Tanpa adanya ruh ketuhanan muncullah kerusakan di muka bumi karna egoisme manusia.
Lambang peradaban islam bukanlah sungai yang mengalir melainkan Ka’bah yang menggambarkan
watak permanen dan tidak berubah. Oleh karena itu, islam dianggap sebagai ganjalan bagi barat.
Suatu pengembangan peradaban tidak perlu terjebak pada gagasan seperti pembangunan di bawah
maupun participatory development saja. Model pembangunan di Indonesia perlu mengembangkan
manajemen pembangunan sosial dan lembaga pedesaan di mana masyarakat banyak yang berinteraksi
di sana untuk melakukan sosial learning dan bukan menekankan pada ranah politik dan ekonomi.

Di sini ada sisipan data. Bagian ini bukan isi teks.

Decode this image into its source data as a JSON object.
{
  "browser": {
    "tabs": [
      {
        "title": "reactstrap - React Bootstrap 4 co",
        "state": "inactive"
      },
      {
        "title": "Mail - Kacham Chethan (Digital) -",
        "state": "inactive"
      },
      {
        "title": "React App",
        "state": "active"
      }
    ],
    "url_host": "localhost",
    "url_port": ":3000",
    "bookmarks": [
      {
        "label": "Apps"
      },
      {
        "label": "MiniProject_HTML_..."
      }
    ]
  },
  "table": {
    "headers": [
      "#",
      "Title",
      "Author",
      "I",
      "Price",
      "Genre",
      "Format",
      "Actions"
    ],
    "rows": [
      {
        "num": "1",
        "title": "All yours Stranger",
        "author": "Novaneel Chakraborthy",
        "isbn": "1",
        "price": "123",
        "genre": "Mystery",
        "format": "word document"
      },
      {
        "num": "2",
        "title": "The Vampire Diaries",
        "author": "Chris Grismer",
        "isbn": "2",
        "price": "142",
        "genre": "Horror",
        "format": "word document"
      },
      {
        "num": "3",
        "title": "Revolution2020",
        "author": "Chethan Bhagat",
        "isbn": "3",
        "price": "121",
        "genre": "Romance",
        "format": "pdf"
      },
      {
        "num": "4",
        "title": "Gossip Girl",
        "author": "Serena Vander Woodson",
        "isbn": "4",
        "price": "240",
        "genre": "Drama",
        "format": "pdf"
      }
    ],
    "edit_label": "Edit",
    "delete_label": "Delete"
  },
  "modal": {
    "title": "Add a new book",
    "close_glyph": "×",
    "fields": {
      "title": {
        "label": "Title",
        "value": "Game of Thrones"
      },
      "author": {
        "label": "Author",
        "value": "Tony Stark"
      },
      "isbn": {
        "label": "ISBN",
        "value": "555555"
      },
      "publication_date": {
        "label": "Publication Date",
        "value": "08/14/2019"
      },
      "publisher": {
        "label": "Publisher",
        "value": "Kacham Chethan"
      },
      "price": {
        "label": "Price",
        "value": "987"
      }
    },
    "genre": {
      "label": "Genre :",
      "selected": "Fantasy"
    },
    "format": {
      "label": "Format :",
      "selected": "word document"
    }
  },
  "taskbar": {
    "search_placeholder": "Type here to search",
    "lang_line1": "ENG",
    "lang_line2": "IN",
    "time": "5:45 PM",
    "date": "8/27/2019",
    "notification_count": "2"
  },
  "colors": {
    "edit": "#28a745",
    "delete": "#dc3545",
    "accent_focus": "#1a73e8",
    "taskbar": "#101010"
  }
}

Suatu pembangunan negeri harus bergeser dari paradigma politik dan ekonomi menjadi pembangunan
kebudayaan dengan tetap mengedepankan tradisi tanpa mengedepankan modernitas dengan cara
pandang yang baru misalnya gotong royong berdasakan rasa kekeluargaan bukan dalam mekanisme
masyarakat tertutup, bukan melalui koperasi yang berakar pada susunan agraris feodal.